The real problem is the Labor Day date. Indycar got their advice from a consulting group that may or may not have known anything about racing. Stopping early in the season to avoid competing with football seems strange to me. I can see where football would bury Indycar in the ratings. Which is worse: Being buried in the ratings and getting little attention, or not being in the ratings at all and getting zero attention? I'm no media expert, but I'd think maintaining some profile for a larger portion of the year would be better than a blitz, followed by absolute silence. Run the season into October, but accept that those late-season ratings might suffer a bit. The positive effects on the rest of the schedule should make up for it, especially in the long-term. I'm thinking of a more consistent, spread-out schedule where individual venues have a little more flexibility with their dates and races are run about every 2 weeks. On the other hand, maybe that professional consulting group knows what they are talking about and the way we have it now will prove most effective.

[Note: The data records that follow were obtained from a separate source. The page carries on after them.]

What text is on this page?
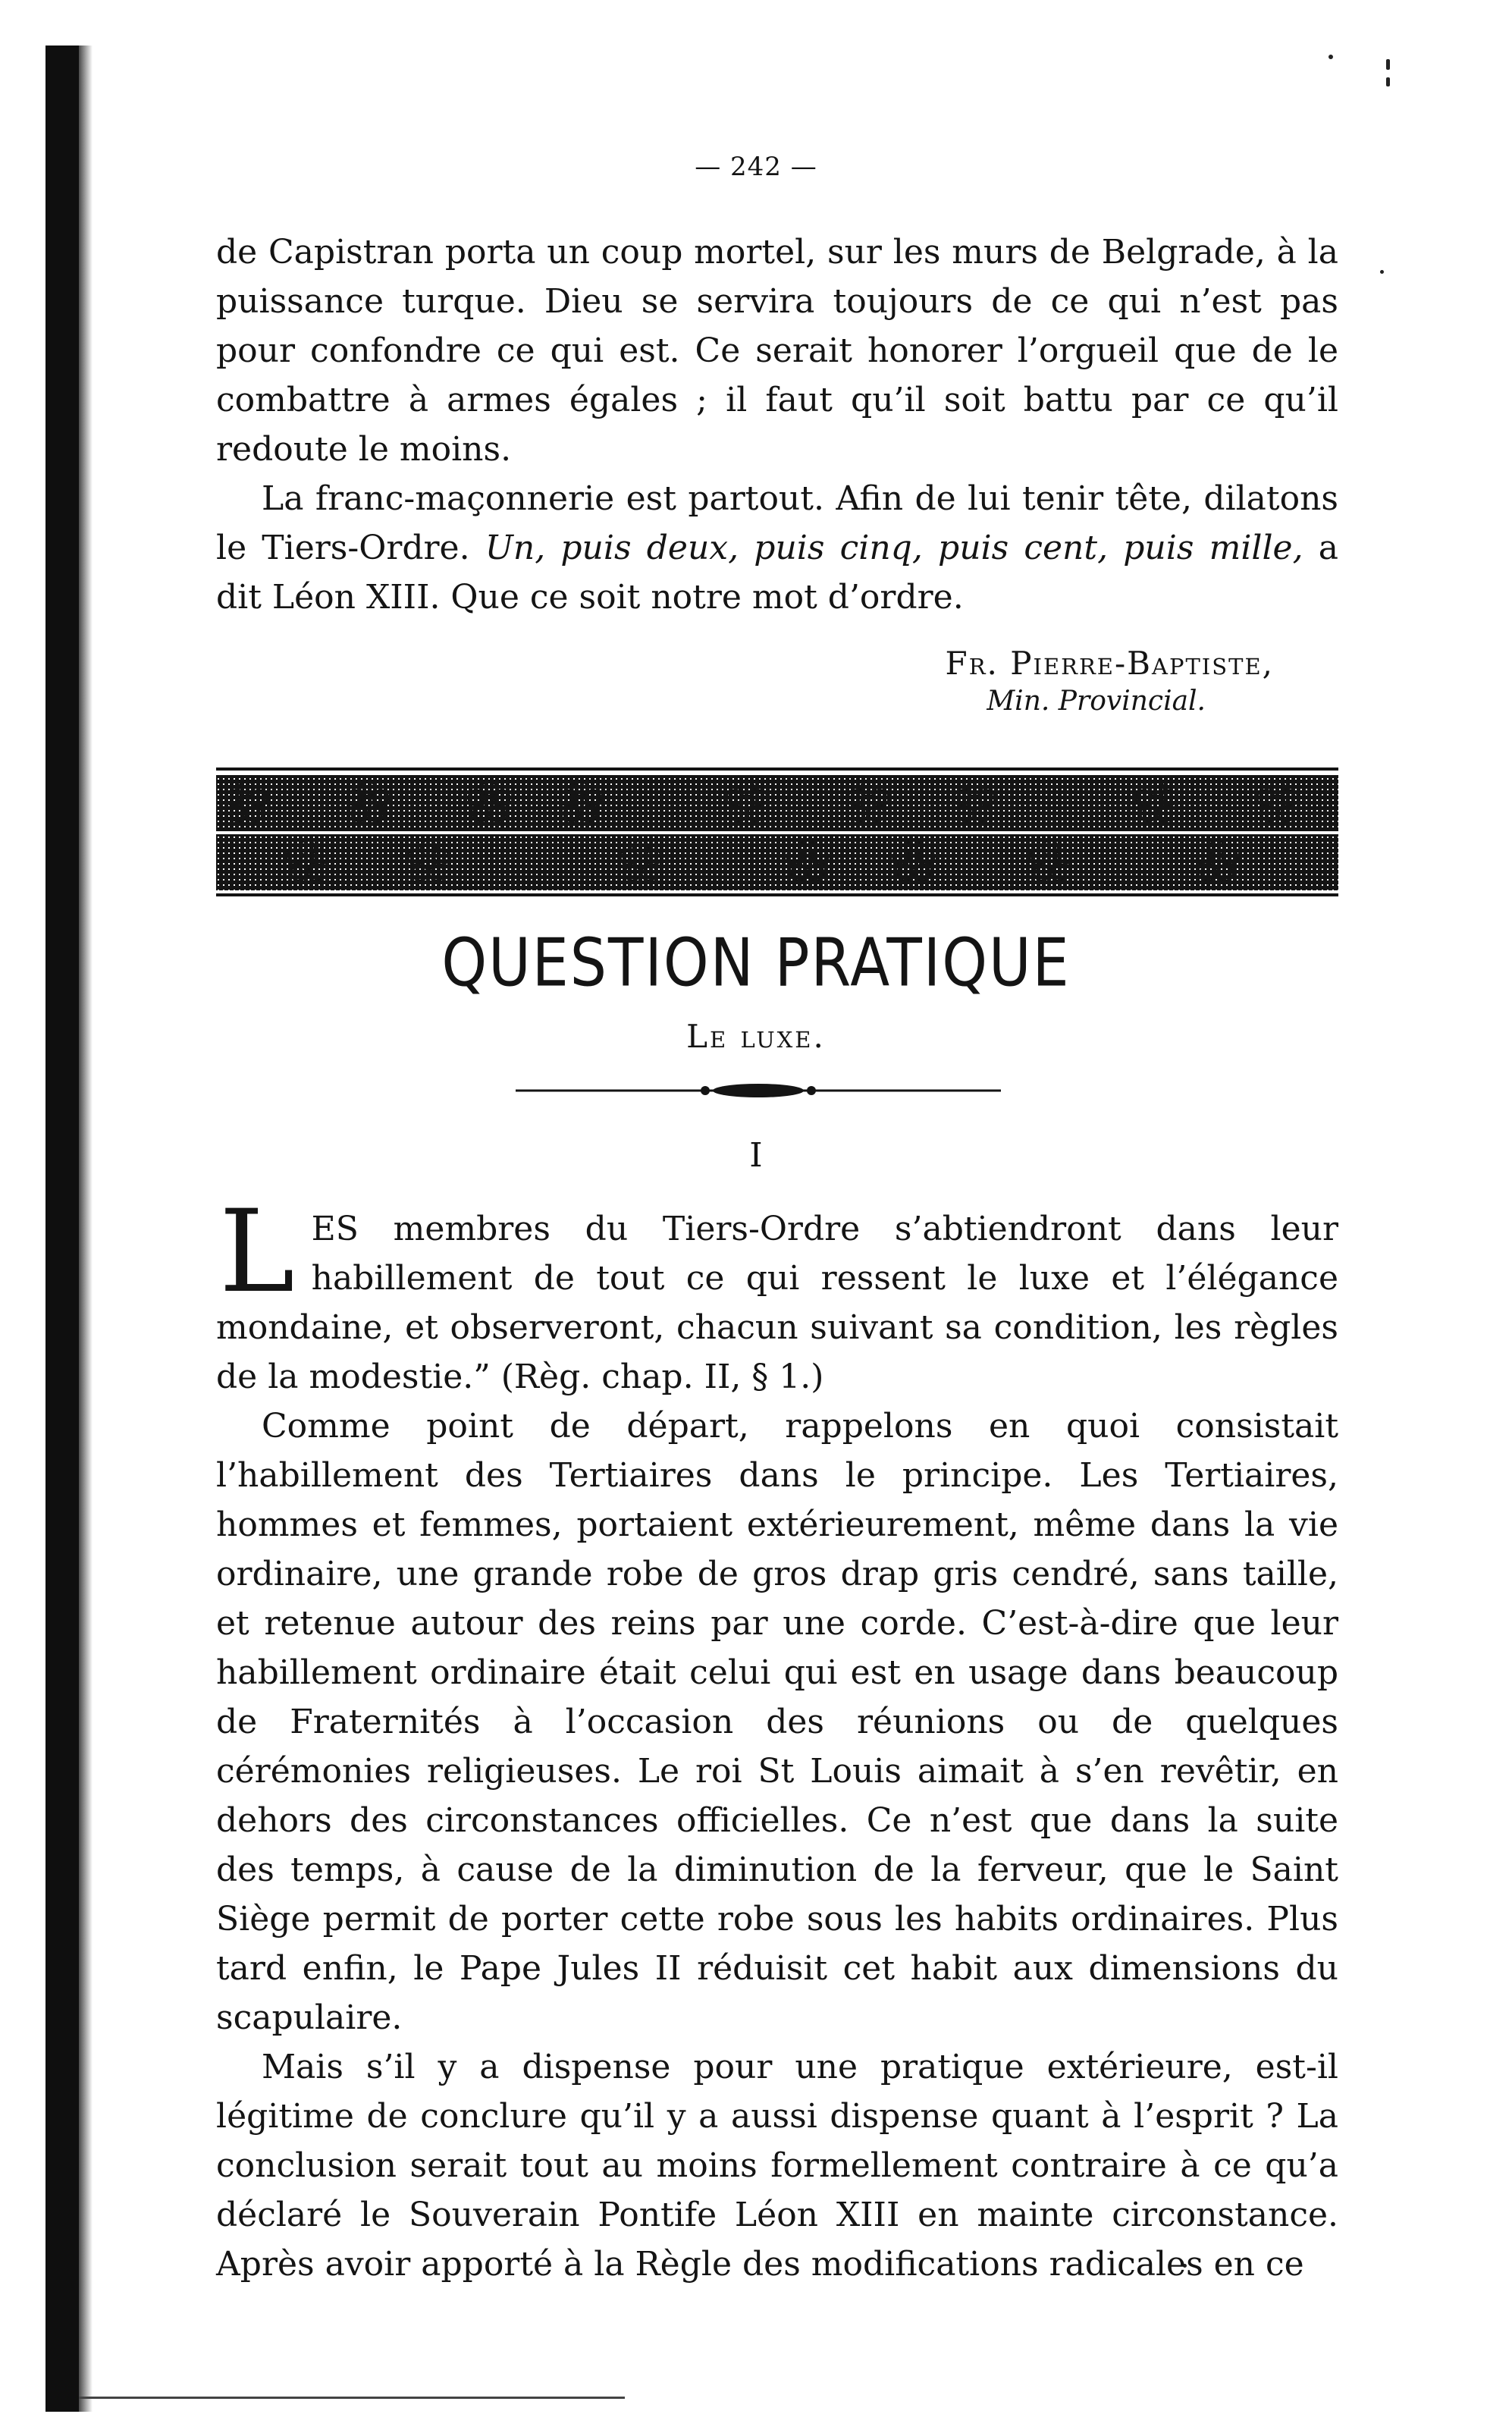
— 242 —

de Capistran porta un coup mortel, sur les murs de Belgrade, à la puissance turque. Dieu se servira toujours de ce qui n’est pas pour confondre ce qui est. Ce serait honorer l’orgueil que de le combattre à armes égales ; il faut qu’il soit battu par ce qu’il redoute le moins.

La franc-maçonnerie est partout. Afin de lui tenir tête, dilatons le Tiers-Ordre. Un, puis deux, puis cinq, puis cent, puis mille, a dit Léon XIII. Que ce soit notre mot d’ordre.

Fr. Pierre-Baptiste,
Min. Provincial.
QUESTION PRATIQUE
Le luxe.
I
L ES membres du Tiers-Ordre s’abtiendront dans leur habillement de tout ce qui ressent le luxe et l’élégance mondaine, et observeront, chacun suivant sa condition, les règles de la modestie.” (Règ. chap. II, § 1.)

Comme point de départ, rappelons en quoi consistait l’habillement des Tertiaires dans le principe. Les Tertiaires, hommes et femmes, portaient extérieurement, même dans la vie ordinaire, une grande robe de gros drap gris cendré, sans taille, et retenue autour des reins par une corde. C’est-à-dire que leur habillement ordinaire était celui qui est en usage dans beaucoup de Fraternités à l’occasion des réunions ou de quelques cérémonies religieuses. Le roi St Louis aimait à s’en revêtir, en dehors des circonstances officielles. Ce n’est que dans la suite des temps, à cause de la diminution de la ferveur, que le Saint Siège permit de porter cette robe sous les habits ordinaires. Plus tard enfin, le Pape Jules II réduisit cet habit aux dimensions du scapulaire.

Mais s’il y a dispense pour une pratique extérieure, est-il légitime de conclure qu’il y a aussi dispense quant à l’esprit ? La conclusion serait tout au moins formellement contraire à ce qu’a déclaré le Souverain Pontife Léon XIII en mainte circonstance. Après avoir apporté à la Règle des modifications radicales en ce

Anyway, I thought it was a great season. Few (if any) 'bad' races and a lot of entertaining ones. Some high points of the season for me:

Best race: Indianapolis

Winner I cheered loudest for: Ryan Hunter-Reay, Indianapolis

Biggest disappointment: The Rahal team. Between yet another disappointing season for Graham, the lack of a full-time seat for Oriol Servia, and the loss of the National Guard sponsorship, this turn-around year turned out to be anything but.

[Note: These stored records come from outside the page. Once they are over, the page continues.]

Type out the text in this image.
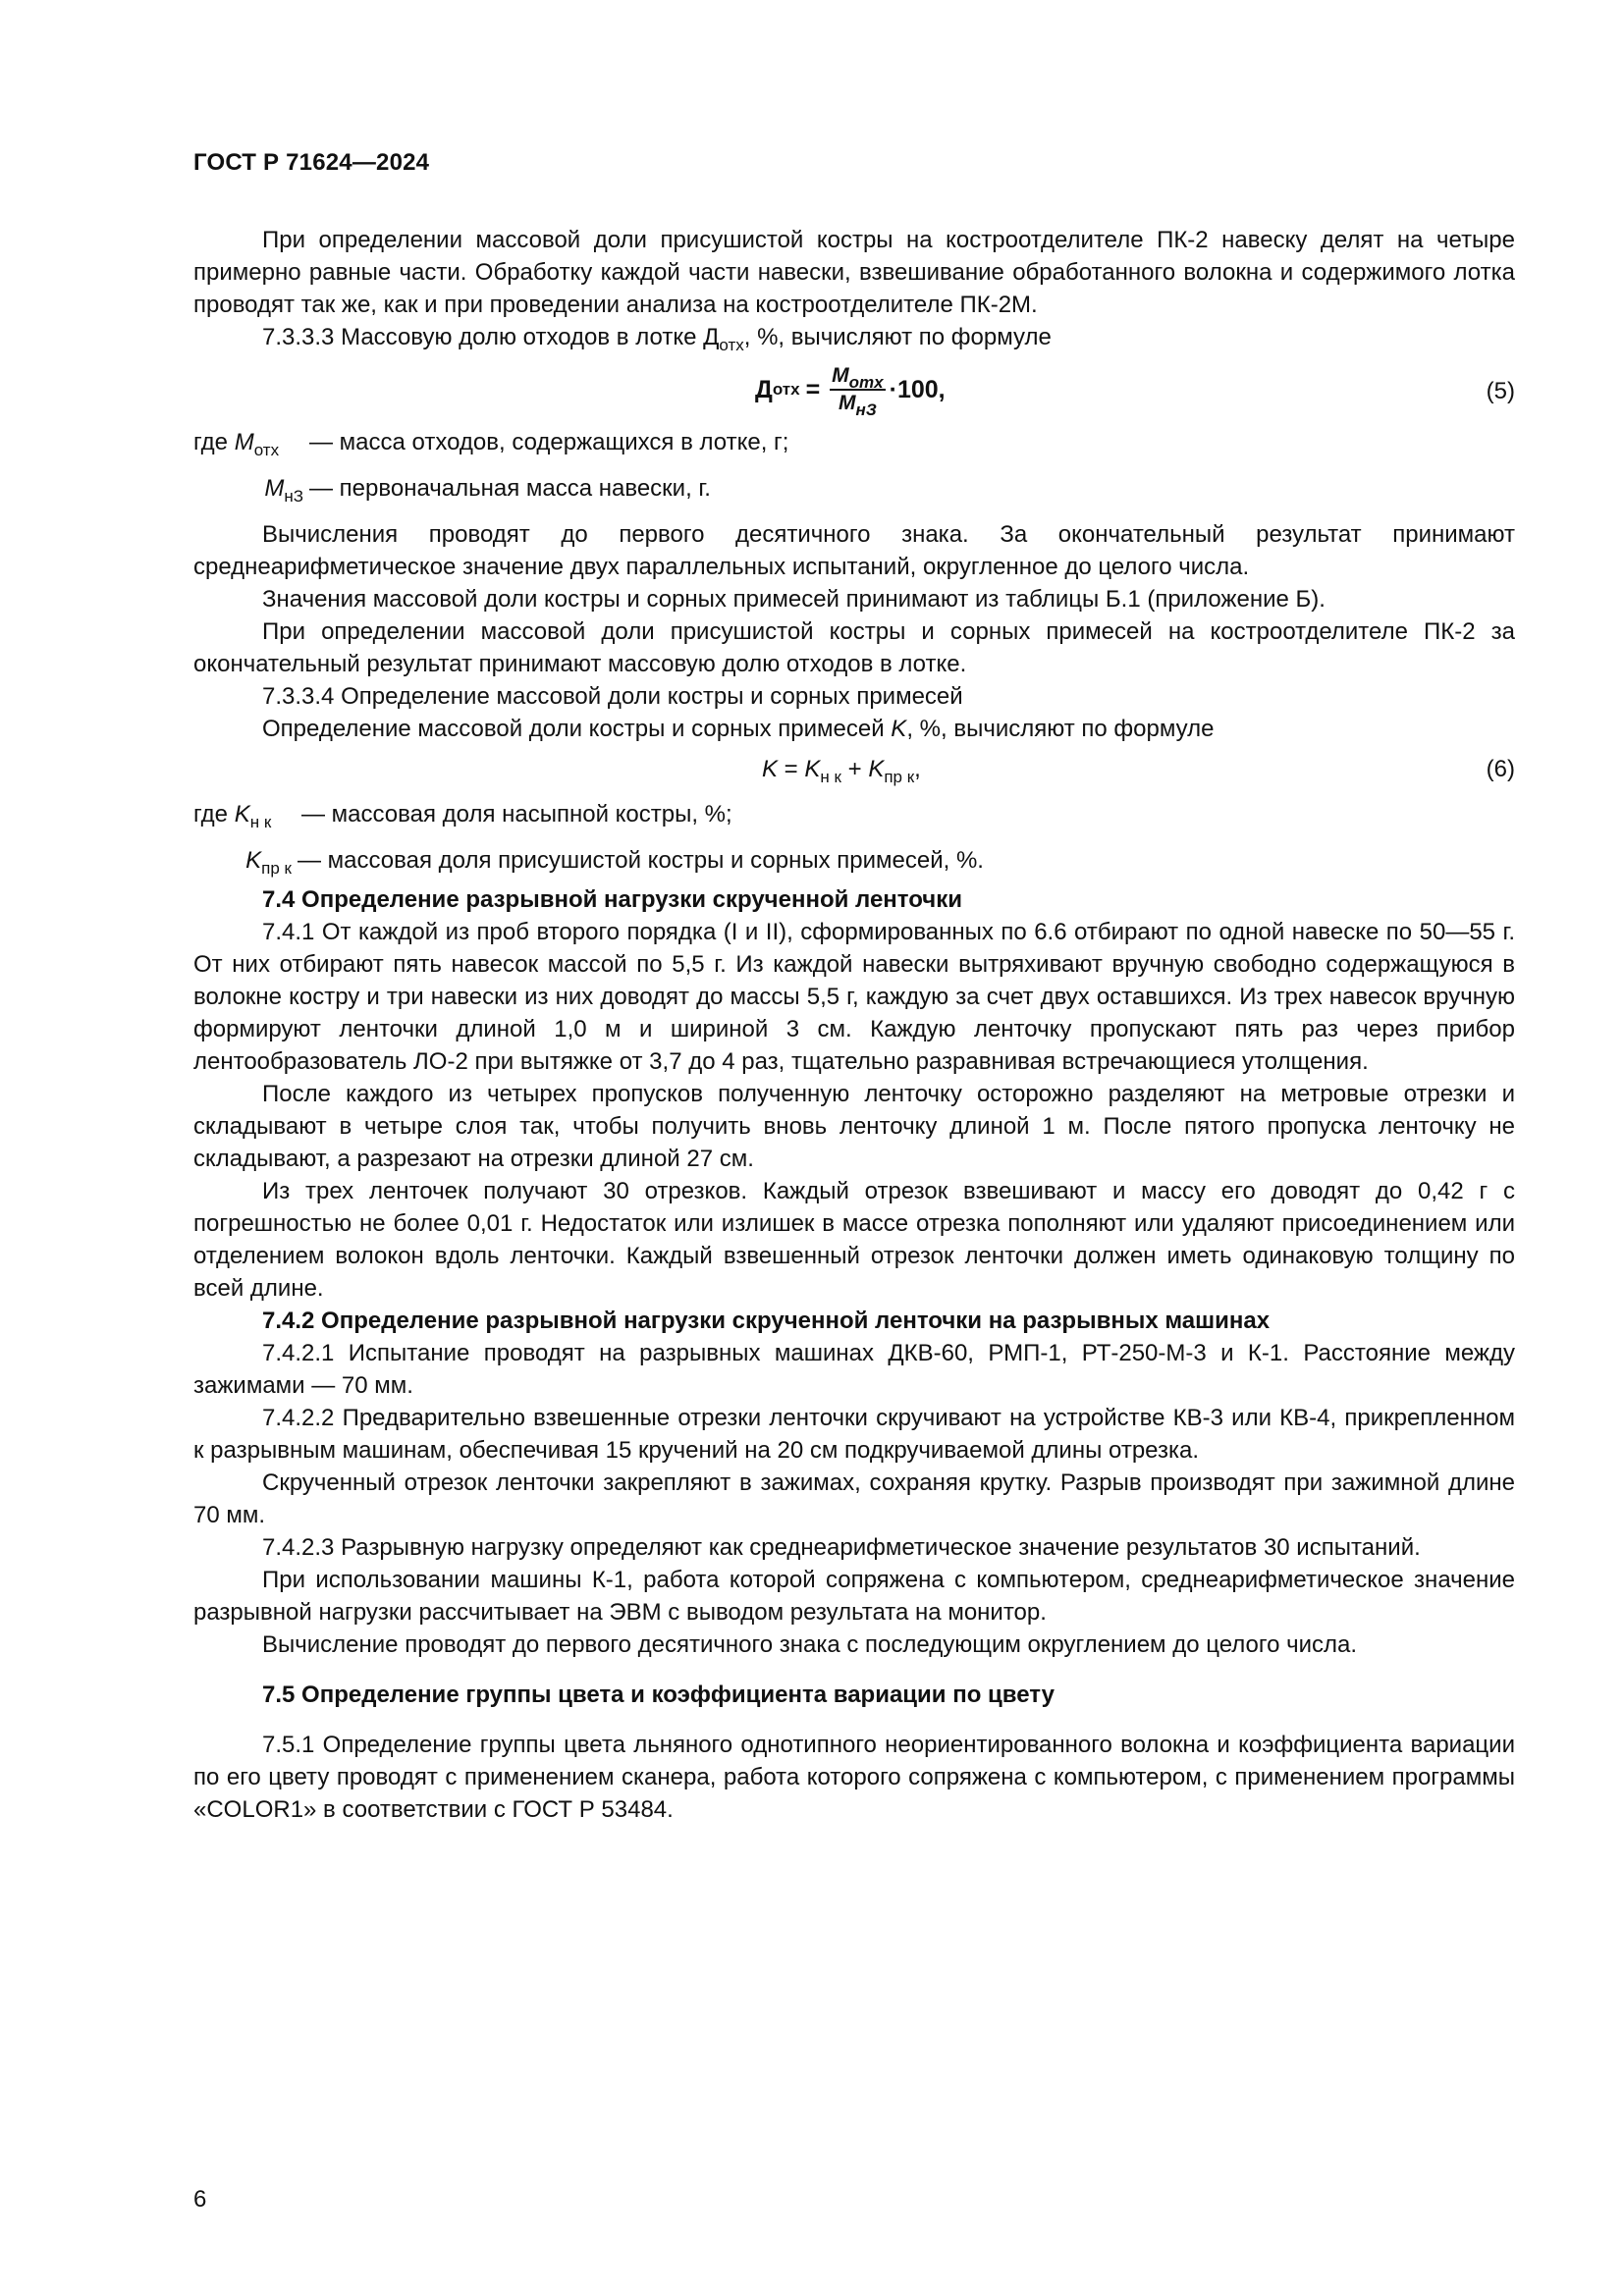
ГОСТ Р 71624—2024

При определении массовой доли присушистой костры на костроотделителе ПК-2 навеску делят на четыре примерно равные части. Обработку каждой части навески, взвешивание обработанного волокна и содержимого лотка проводят так же, как и при проведении анализа на костроотделителе ПК-2М.

7.3.3.3 Массовую долю отходов в лотке $Д_{отх}$, %, вычисляют по формуле

Д отх = $\frac{M_{отх}}{M_{нЗ}} \cdot 100$,	(5)
где $M_{отх}$	— масса отходов, содержащихся в лотке, г;
$M_{нЗ}$ — первоначальная масса навески, г.

Вычисления проводят до первого десятичного знака. За окончательный результат принимают среднеарифметическое значение двух параллельных испытаний, округленное до целого числа.

Значения массовой доли костры и сорных примесей принимают из таблицы Б.1 (приложение Б).

При определении массовой доли присушистой костры и сорных примесей на костроотделителе ПК-2 за окончательный результат принимают массовую долю отходов в лотке.

7.3.3.4 Определение массовой доли костры и сорных примесей

Определение массовой доли костры и сорных примесей K, %, вычисляют по формуле

$K = K_{н к} + K_{пр к}$,	(6)
где $K_{н к}$	— массовая доля насыпной костры, %;
$K_{пр к}$ — массовая доля присушистой костры и сорных примесей, %.

7.4 Определение разрывной нагрузки скрученной ленточки

7.4.1 От каждой из проб второго порядка (I и II), сформированных по 6.6 отбирают по одной навеске по 50—55 г. От них отбирают пять навесок массой по 5,5 г. Из каждой навески вытряхивают вручную свободно содержащуюся в волокне костру и три навески из них доводят до массы 5,5 г, каждую за счет двух оставшихся. Из трех навесок вручную формируют ленточки длиной 1,0 м и шириной 3 см. Каждую ленточку пропускают пять раз через прибор лентообразователь ЛО-2 при вытяжке от 3,7 до 4 раз, тщательно разравнивая встречающиеся утолщения.

После каждого из четырех пропусков полученную ленточку осторожно разделяют на метровые отрезки и складывают в четыре слоя так, чтобы получить вновь ленточку длиной 1 м. После пятого пропуска ленточку не складывают, а разрезают на отрезки длиной 27 см.

Из трех ленточек получают 30 отрезков. Каждый отрезок взвешивают и массу его доводят до 0,42 г с погрешностью не более 0,01 г. Недостаток или излишек в массе отрезка пополняют или удаляют присоединением или отделением волокон вдоль ленточки. Каждый взвешенный отрезок ленточки должен иметь одинаковую толщину по всей длине.

7.4.2 Определение разрывной нагрузки скрученной ленточки на разрывных машинах

7.4.2.1 Испытание проводят на разрывных машинах ДКВ-60, РМП-1, РТ-250-М-3 и К-1. Расстояние между зажимами — 70 мм.

7.4.2.2 Предварительно взвешенные отрезки ленточки скручивают на устройстве КВ-3 или КВ-4, прикрепленном к разрывным машинам, обеспечивая 15 кручений на 20 см подкручиваемой длины отрезка.

Скрученный отрезок ленточки закрепляют в зажимах, сохраняя крутку. Разрыв производят при зажимной длине 70 мм.

7.4.2.3 Разрывную нагрузку определяют как среднеарифметическое значение результатов 30 испытаний.

При использовании машины К-1, работа которой сопряжена с компьютером, среднеарифметическое значение разрывной нагрузки рассчитывает на ЭВМ с выводом результата на монитор.

Вычисление проводят до первого десятичного знака с последующим округлением до целого числа.

7.5 Определение группы цвета и коэффициента вариации по цвету

7.5.1 Определение группы цвета льняного однотипного неориентированного волокна и коэффициента вариации по его цвету проводят с применением сканера, работа которого сопряжена с компьютером, с применением программы «COLOR1» в соответствии с ГОСТ Р 53484.

6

Most heartbreaking moment: Tie, Long Beach and Mid-Ohio for Josef Newgarden. Ryan Hunter-Reay KNEW that Newgarden (on fresh, cold tires) had Long Beach won. That's why he went for the position when he did. Unfortunately, the pass proved optimistic and they wound up in the tires. Mid-Ohio looked like it was in the bag, too, when Newgarden ran over an air hose on a crucial pit stop.

Most heart-warming moment (Since I already mentioned Indy twice, I'm not going to say RHR and his son at Indy): Mike Conway validating his own and Ed Carpenter's career choices at Long Beach.

Biggest Comeback: Well, one could say Conway above, Montoya, or Bourdais. What the hell, it's a 3-way tie.

Best possible handling of a bad situation: Toronto. I'm sure the fans in attendance who got no updates will disagree, but I thought Indycar took care of that tricky weekend the best way they could have.

Most impressive rookie: Not to diminish anyone else's accomplishments, but NASCAR bad boy Kurt Busch humbled himself by leaving his comfort zone and learning to play on a new stage. He finished 6th on race day, ahead of guys like Will Power, Tony Kanaan, and Scott Dixon.

All right, I'm going to wrap it up for now. I'll be trying to keep up with demand for blog posts and new T-shirts in the off-season!